- Associated Press - Monday, February 6, 2017

TOPEKA, Kan. (AP) - Top Republicans in the Kansas Legislature moved closer Monday to a confrontation with GOP Gov. Sam Brownback over his signature fiscal policies, accelerating work on proposals that would backtrack on personal income tax cuts he’s championed.

The Senate Assessment and Taxation Committee reviewed a new plan from the chamber’s GOP leaders to raise $660 million in new revenues over two years. The state faces projected budget shortfalls totaling nearly $1.1 billion through June 2019, and the tax measure would fill much - but not all - of the gaps. The committee hoped to vote on the plan Tuesday.

Brownback issued a statement strongly criticizing the plan, saying it punished the poor and middle-class families, as well as “job-creators.”

But the House Taxation Committee is preparing to be even more aggressive. During a discussion Monday, a majority of committee members indicated by informal shows of hands that they want to raise between $900 million and $1.2 billion over two years, with some Democrats and GOP moderates willing to raise $1.5 billion.

Kansas has struggled to balance its budget since Republican legislators heeded Brownback’s calls in 2012 and 2013 to slash personal income taxes. His goal was to stimulate the economy, and while he and aides insist the tax-cutting experiment is working, even some GOP voters have come to see it as a bust.

“We’re getting rid of the insanity that took place in 2012,” said Rep. Tom Sawyer, of Wichita, the top Democrat on the House committee.

Kansas legislators already have enacted large tax increases since passing the first personal income tax cuts in 2012, including by boosting sales and cigarette taxes in 2015 to fill budget holes. But lawmakers have preserved core Brownback policies: moving from three to two income tax brackets, decreasing rates and giving an exemption to more than 330,000 farmers and business owners.

A bill before the House committee ends the exemption for farmers and business owners, to raise a projected $412 million through June 2019. But Chairman Steven Johnson, an Assaria Republican, said his committee would consider other income tax proposals, and the discussion Monday showed there is an appetite for other ideas.

But the House committee is still drafting its plan and has yet to take any votes. The Senate committee will act first, with approval of a bill setting up a debate by the full chamber.

“This is just to get the discussion going,” said Senate Majority Leader Jim Denning, an Overland Park Republican.

The Senate bill boosts income tax rates, from 2.7 percent to 3 percent for the lower bracket and from 4.6 percent to 4.9 percent for the top bracket. It also ends an income tax exemption for 388,000 of the state’s poorest taxpayers - including married couples earning less than $12,500 a year.

Some House committee members expressed support for boosting the top income tax rate to 5.45 percent.

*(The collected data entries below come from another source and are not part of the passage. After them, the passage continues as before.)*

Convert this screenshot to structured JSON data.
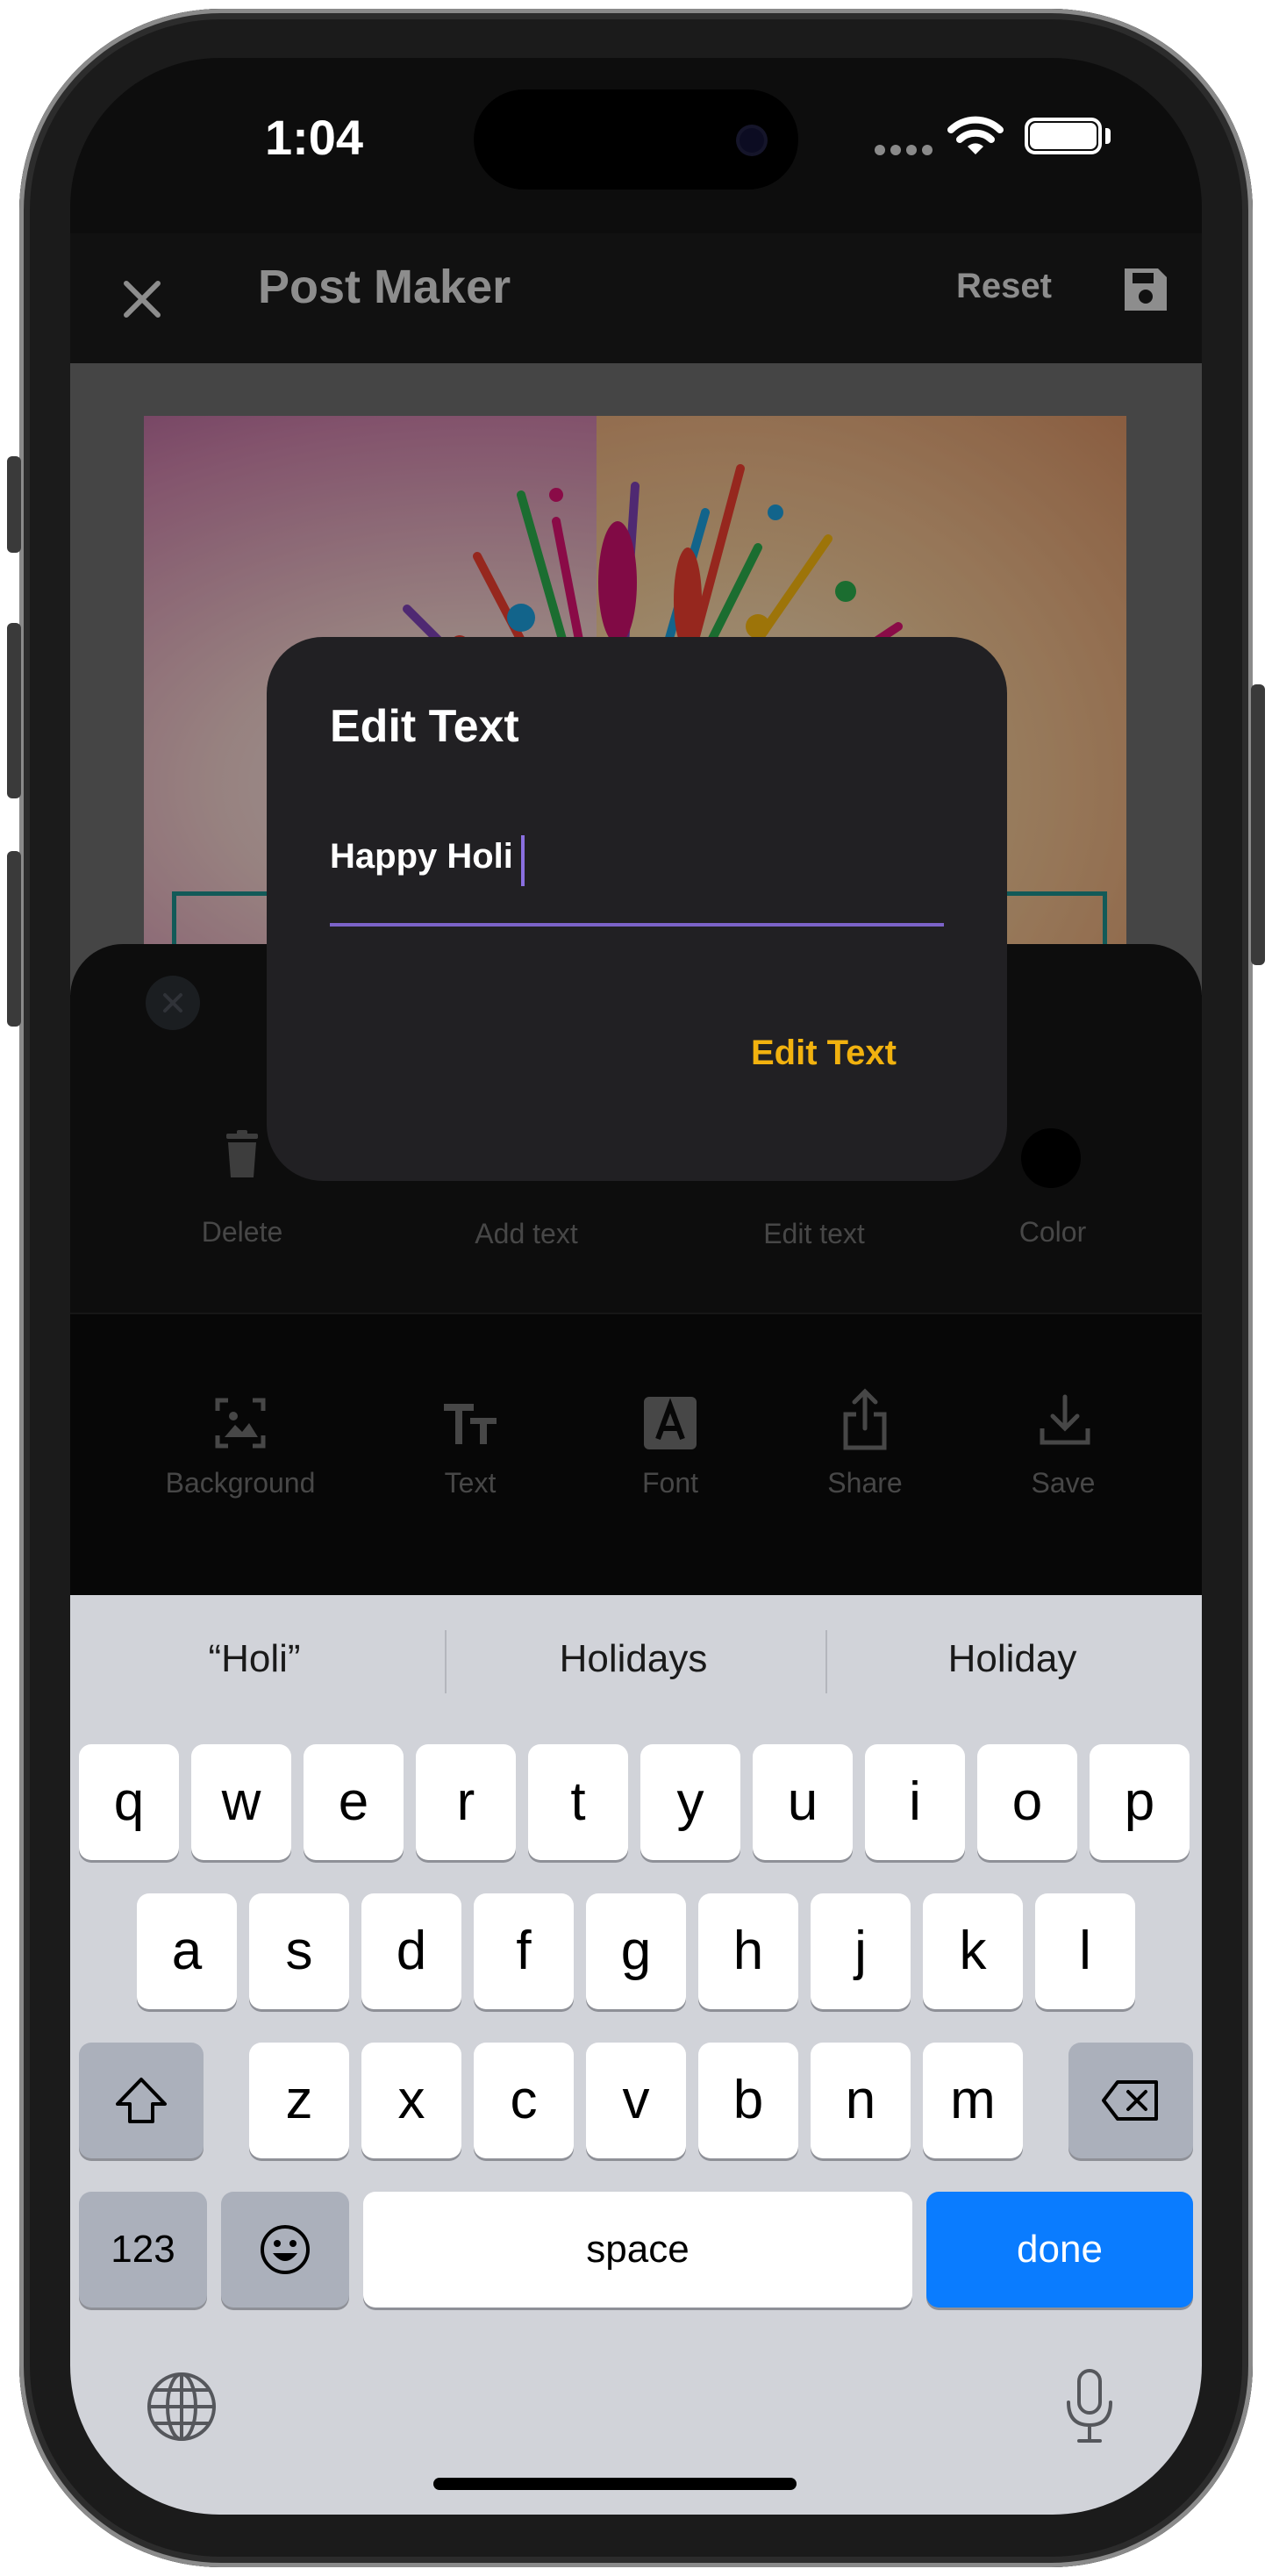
{
  "status_bar": {
    "time": "1:04"
  },
  "app_bar": {
    "title": "Post Maker",
    "reset_label": "Reset"
  },
  "tools": [
    {
      "label": "Delete",
      "icon": "trash-icon"
    },
    {
      "label": "Add text",
      "icon": "add-text-icon"
    },
    {
      "label": "Edit text",
      "icon": "edit-text-icon"
    },
    {
      "label": "Color",
      "icon": "color-swatch-icon"
    }
  ],
  "bottom_nav": [
    {
      "label": "Background",
      "icon": "image-icon"
    },
    {
      "label": "Text",
      "icon": "text-size-icon"
    },
    {
      "label": "Font",
      "icon": "font-icon"
    },
    {
      "label": "Share",
      "icon": "share-icon"
    },
    {
      "label": "Save",
      "icon": "download-icon"
    }
  ],
  "dialog": {
    "title": "Edit Text",
    "input_value": "Happy Holi",
    "action_label": "Edit Text"
  },
  "keyboard": {
    "suggestions": [
      "“Holi”",
      "Holidays",
      "Holiday"
    ],
    "row1": [
      "q",
      "w",
      "e",
      "r",
      "t",
      "y",
      "u",
      "i",
      "o",
      "p"
    ],
    "row2": [
      "a",
      "s",
      "d",
      "f",
      "g",
      "h",
      "j",
      "k",
      "l"
    ],
    "row3": [
      "z",
      "x",
      "c",
      "v",
      "b",
      "n",
      "m"
    ],
    "numbers_label": "123",
    "space_label": "space",
    "done_label": "done"
  },
  "colors": {
    "accent": "#7c63c9",
    "action": "#f2b20f",
    "done": "#0a7cff"
  }
}
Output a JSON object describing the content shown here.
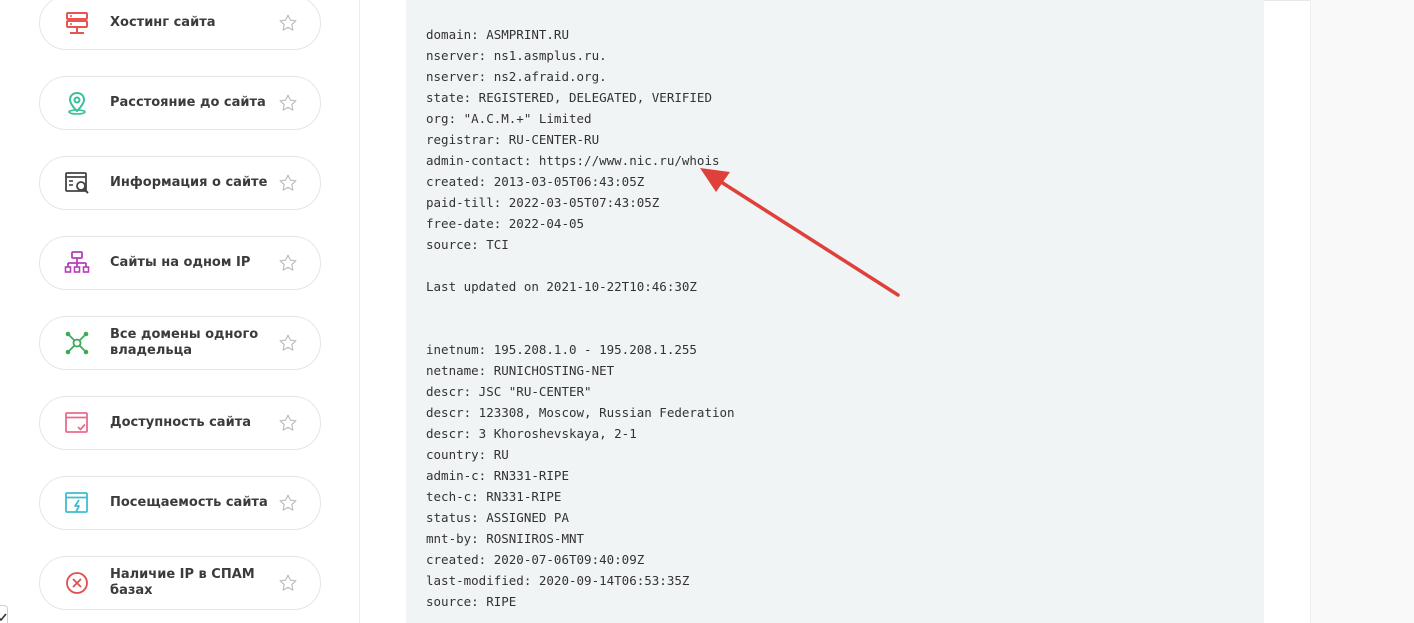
{
  "sidebar": {
    "items": [
      {
        "label": "Хостинг сайта",
        "icon": "server-icon",
        "color": "#e8554e"
      },
      {
        "label": "Расстояние до сайта",
        "icon": "map-pin-icon",
        "color": "#3bbf9c"
      },
      {
        "label": "Информация о сайте",
        "icon": "site-search-icon",
        "color": "#444444"
      },
      {
        "label": "Сайты на одном IP",
        "icon": "network-icon",
        "color": "#b53fb6"
      },
      {
        "label": "Все домены одного владельца",
        "icon": "hub-icon",
        "color": "#3daa5a"
      },
      {
        "label": "Доступность сайта",
        "icon": "window-check-icon",
        "color": "#e86d8c"
      },
      {
        "label": "Посещаемость сайта",
        "icon": "window-bolt-icon",
        "color": "#3cbfcf"
      },
      {
        "label": "Наличие IP в СПАМ базах",
        "icon": "block-icon",
        "color": "#e04f4f"
      }
    ]
  },
  "whois": {
    "lines": [
      "domain: ASMPRINT.RU",
      "nserver: ns1.asmplus.ru.",
      "nserver: ns2.afraid.org.",
      "state: REGISTERED, DELEGATED, VERIFIED",
      "org: \"A.C.M.+\" Limited",
      "registrar: RU-CENTER-RU",
      "admin-contact: https://www.nic.ru/whois",
      "created: 2013-03-05T06:43:05Z",
      "paid-till: 2022-03-05T07:43:05Z",
      "free-date: 2022-04-05",
      "source: TCI",
      "",
      "Last updated on 2021-10-22T10:46:30Z",
      "",
      "",
      "inetnum: 195.208.1.0 - 195.208.1.255",
      "netname: RUNICHOSTING-NET",
      "descr: JSC \"RU-CENTER\"",
      "descr: 123308, Moscow, Russian Federation",
      "descr: 3 Khoroshevskaya, 2-1",
      "country: RU",
      "admin-c: RN331-RIPE",
      "tech-c: RN331-RIPE",
      "status: ASSIGNED PA",
      "mnt-by: ROSNIIROS-MNT",
      "created: 2020-07-06T09:40:09Z",
      "last-modified: 2020-09-14T06:53:35Z",
      "source: RIPE"
    ]
  },
  "colors": {
    "arrow": "#e0403a",
    "panel_bg": "#f1f4f5",
    "star": "#bdbdbd"
  }
}
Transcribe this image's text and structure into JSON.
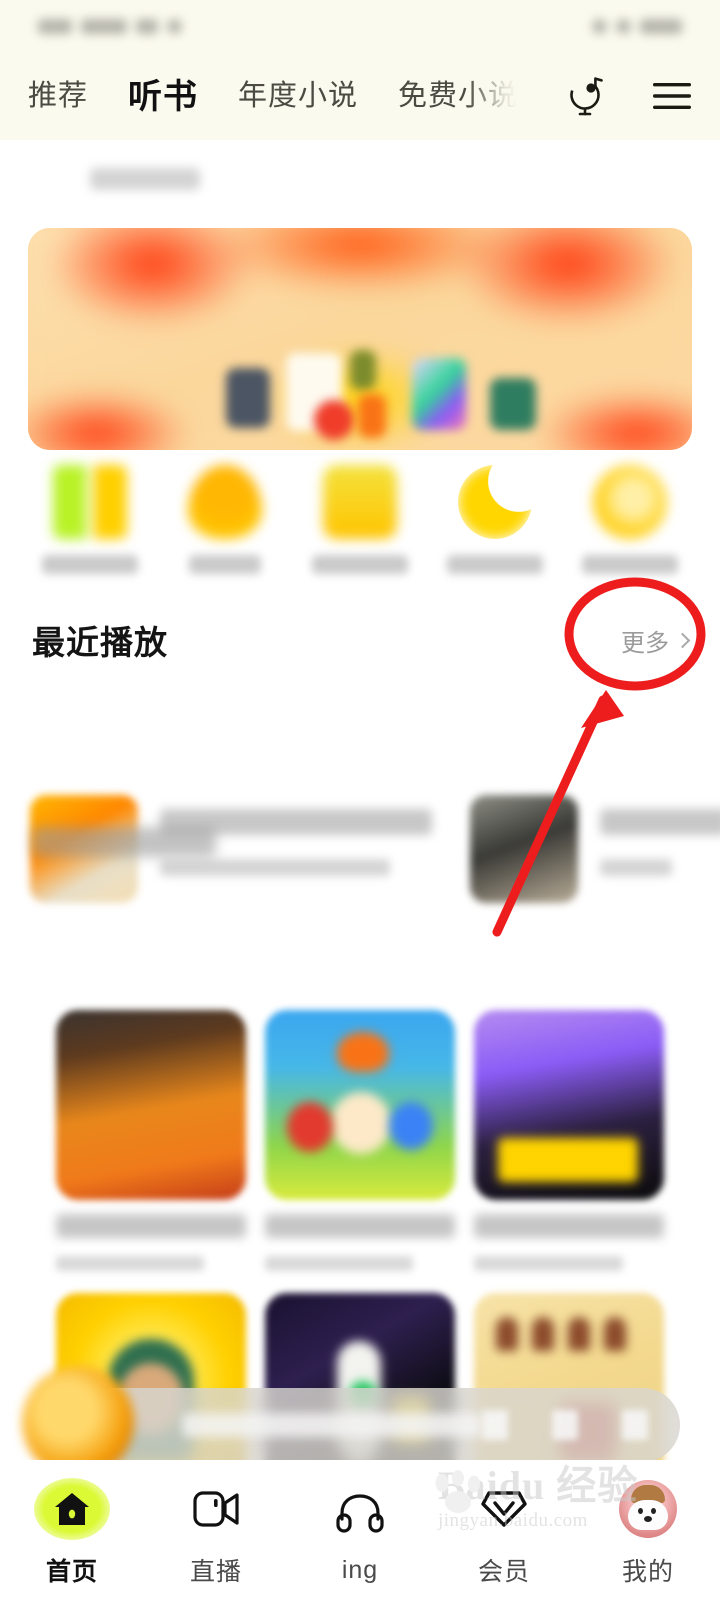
{
  "app": {
    "accent_yellow": "#e3f53c",
    "accent_home": "#dcf936",
    "header_bg": "#fbfaee",
    "annotation_red": "#ee1d1d"
  },
  "topnav": {
    "tabs": [
      {
        "label": "推荐",
        "active": false
      },
      {
        "label": "听书",
        "active": true
      },
      {
        "label": "年度小说",
        "active": false
      },
      {
        "label": "免费小说",
        "active": false,
        "clipped": true
      }
    ],
    "actions": [
      {
        "name": "voice-search-icon",
        "label": "语音"
      },
      {
        "name": "menu-icon",
        "label": "菜单"
      }
    ]
  },
  "sections": {
    "recent": {
      "title": "最近播放",
      "more_label": "更多",
      "items": [
        {
          "name": "recent-item-1"
        },
        {
          "name": "recent-item-2"
        }
      ]
    },
    "recommend": {
      "title": ""
    }
  },
  "quick_access": [
    {
      "name": "quick-item-1"
    },
    {
      "name": "quick-item-2"
    },
    {
      "name": "quick-item-3"
    },
    {
      "name": "quick-item-4"
    },
    {
      "name": "quick-item-5"
    }
  ],
  "grid": {
    "cards": [
      {
        "name": "book-card-1"
      },
      {
        "name": "book-card-2"
      },
      {
        "name": "book-card-3"
      },
      {
        "name": "book-card-4"
      },
      {
        "name": "book-card-5"
      },
      {
        "name": "book-card-6"
      }
    ]
  },
  "mini_player": {
    "controls": [
      "pause",
      "next",
      "list"
    ]
  },
  "tabbar": [
    {
      "label": "首页",
      "icon": "home-icon",
      "active": true
    },
    {
      "label": "直播",
      "icon": "video-camera-icon",
      "active": false
    },
    {
      "label": "ing",
      "icon": "headphones-icon",
      "active": false
    },
    {
      "label": "会员",
      "icon": "vip-diamond-icon",
      "active": false
    },
    {
      "label": "我的",
      "icon": "avatar-icon",
      "active": false
    }
  ],
  "watermark": {
    "main": "Baidu 经验",
    "sub": "jingyan.baidu.com"
  },
  "annotation": {
    "type": "red-circle-with-arrow",
    "target": "更多"
  }
}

Brownback has proposed increasing cigarette taxes again, along with liquor taxes, and increasing for-profit companies’ annual filing fees. The governor also would tax farmers’ and business owners’ royalties and rents.

The governor also has proposed a number of other accounting gaps and stopgap measures such as scaling back state contributions to public employees’ pensions.

Senate GOP leaders said they want to continue trimming spending, particularly during the current budget year, which ends June 30, because the state can’t raise new tax revenues so quickly. But Sen. Laura Kelly, of Topeka, the ranking Democrat on the Senate budget committee, said she doubts Republicans can build support for big spending cuts.

Brownback said the plan from Senate GOP leaders “needlessly harms the real people that serve as the lifeblood of Kansas.”

“Most egregious is the burden this plan puts on the poor,” he said.